Este sistema de pagamento alternativo, prosseguiu Varoufakis, poderia se “desenvolver como substituto diante da falta de mercados de dívida pública funcionais”, especialmente durante uma crise de crédito como a que afeta Grécia desde 2010.
Agência Efe
Plano foi abortado após desacordo com o premiê Alexis Tsipras
Assim, “os agentes do setor privado poderiam ter a possibilidade de comprar (letras de câmbio de) crédito no mesmo site do escritório fiscal, usando suas próprias contas bancárias, e agregá-los a suas contas de reserva”, explicou.
“Estes créditos poderiam ser utilizados, por exemplo, depois de um ano para pagar impostos com algum alívio”, continuou.
“Sempre que houvesse um teto ao total de (letras de câmbio) de crédito emitidos e sua magnitude fosse totalmente transparente, o resultado seria um aumento fiscalmente responsável da liquidez do governo e um caminho mais rápido de volta aos mercados financeiros a que governos como o da Grécia perderam acesso”, raciocinou no artigo.
A polêmica surgiu na Grécia porque, para acessar os dados dos contribuintes, Varoufakis teria de piratear o site da Secretaria-Geral de Receita Pública, que ele afirma que estava controlada pelos credores da União Europeia e pelo FMI.

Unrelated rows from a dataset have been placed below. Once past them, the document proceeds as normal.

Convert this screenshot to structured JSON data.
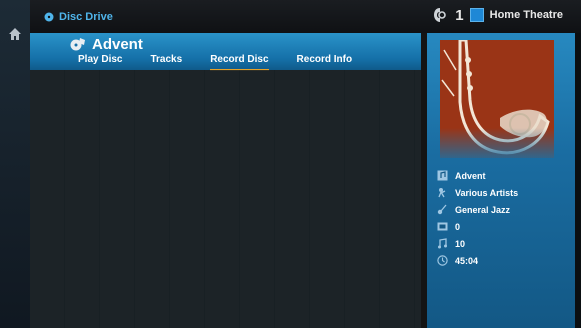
{
  "topbar": {
    "title": "Disc Drive",
    "zone_number": "1",
    "zone_name": "Home Theatre"
  },
  "album": {
    "title": "Advent"
  },
  "tabs": [
    {
      "label": "Play Disc",
      "active": false
    },
    {
      "label": "Tracks",
      "active": false
    },
    {
      "label": "Record Disc",
      "active": true
    },
    {
      "label": "Record Info",
      "active": false
    }
  ],
  "info": {
    "album": "Advent",
    "artist": "Various Artists",
    "genre": "General Jazz",
    "disc_count": "0",
    "track_count": "10",
    "duration": "45:04"
  },
  "colors": {
    "accent": "#4fb4ea",
    "tab_underline": "#e3a12a",
    "panel_blue": "#1e7db5",
    "art": "#9a3416"
  },
  "icons": [
    "home-icon",
    "disc-icon",
    "zone-icon",
    "album-icon",
    "music-note-icon",
    "microphone-icon",
    "guitar-icon",
    "disc-count-icon",
    "tracks-icon",
    "clock-icon"
  ]
}
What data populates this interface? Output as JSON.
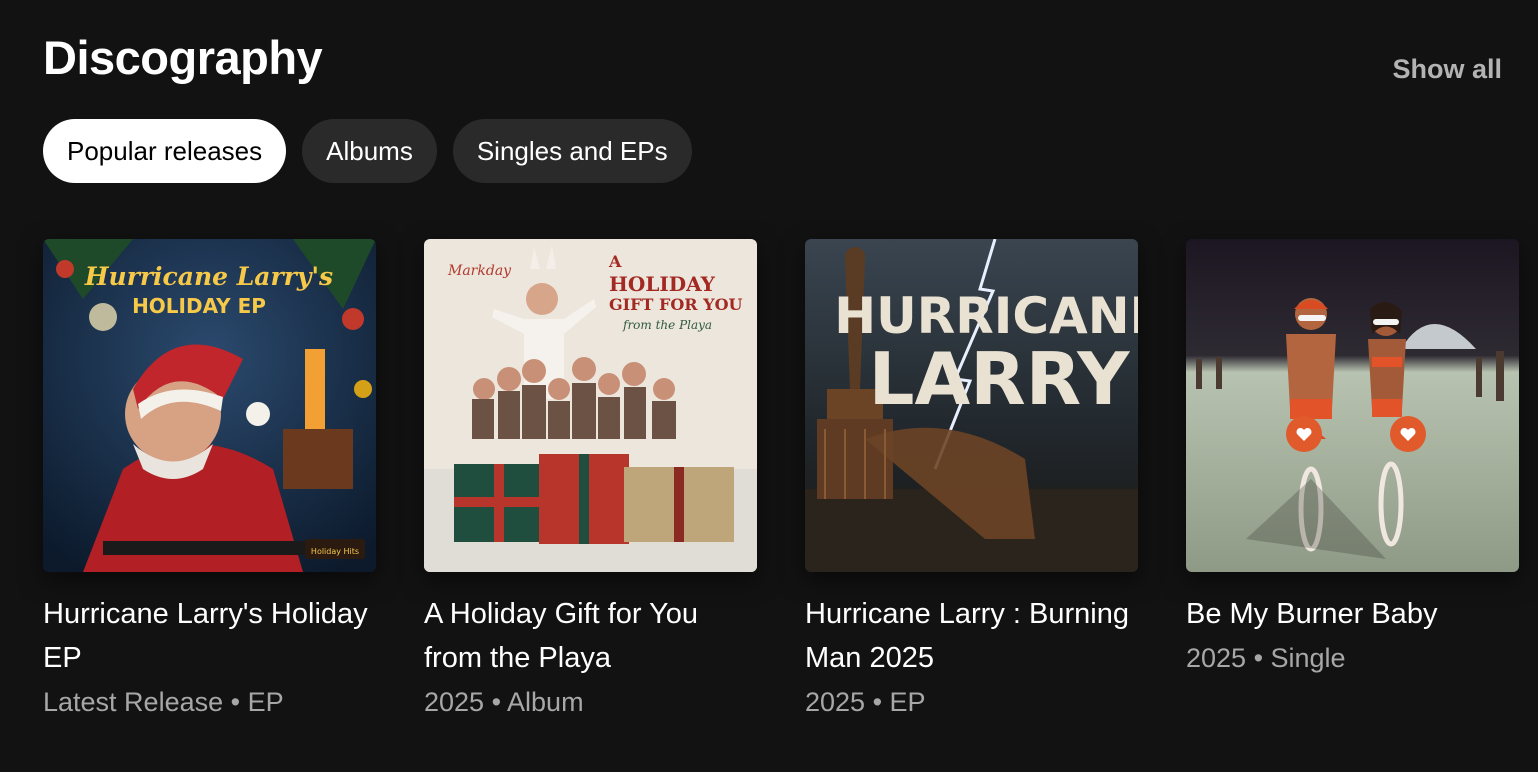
{
  "section": {
    "title": "Discography",
    "show_all": "Show all"
  },
  "filters": [
    {
      "label": "Popular releases",
      "active": true
    },
    {
      "label": "Albums",
      "active": false
    },
    {
      "label": "Singles and EPs",
      "active": false
    }
  ],
  "releases": [
    {
      "title": "Hurricane Larry's Holiday EP",
      "subtitle": "Latest Release • EP",
      "cover": {
        "name": "holiday-ep-cover",
        "text_line1": "Hurricane Larry's",
        "text_line2": "HOLIDAY EP",
        "badge": "Holiday Hits"
      }
    },
    {
      "title": "A Holiday Gift for You from the Playa",
      "subtitle": "2025 • Album",
      "cover": {
        "name": "holiday-gift-cover",
        "brand": "Markday",
        "text_line1": "A",
        "text_line2": "HOLIDAY",
        "text_line3": "GIFT FOR YOU",
        "text_line4": "from the Playa"
      }
    },
    {
      "title": "Hurricane Larry : Burning Man 2025",
      "subtitle": "2025 • EP",
      "cover": {
        "name": "burning-man-cover",
        "text_line1": "HURRICANE",
        "text_line2": "LARRY"
      }
    },
    {
      "title": "Be My Burner Baby",
      "subtitle": "2025 • Single",
      "cover": {
        "name": "burner-baby-cover"
      }
    }
  ],
  "colors": {
    "background": "#121212",
    "chip": "#2a2a2a",
    "chip_active": "#ffffff",
    "muted_text": "#a7a7a7"
  }
}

O plano de Varoufakis, desenhado para enfrentar uma eventual asfixia do BCE (Banco Central Europeu), que finalmente ocorreu, não chegou a ser ativado porque não contou com a aprovação do primeiro-ministro, Alexis Tsipras.
Traição
A procuradoria do Supremo Tribunal transferiu nesta terça ao parlamento grego um processo contra Varoufakis, por sua “atuação durante a negociação” com os credores, que poderia se enquadrar em crime de “alta traição”.
A câmara deverá avaliar agora se seus atos estiveram dentro dos limites do cargo de ministro de Finanças ou se há motivos suficientes para iniciar uma investigação contra o deputado, o que suspenderia sua imunidade parlamentar.
A ação foi apresentada por um advogado e prefeito de uma pequena cidade litorânea, antes de serem publicadas as últimas revelações sobre o plano B idealizado pelo ex-ministro. Ele acusa Varoufakis de ter cometido o crime de alta traição por ter violado durante todas as negociações o mandato do povo após as eleições, que era negociar com os credores um acordo para tirar o país da recessão.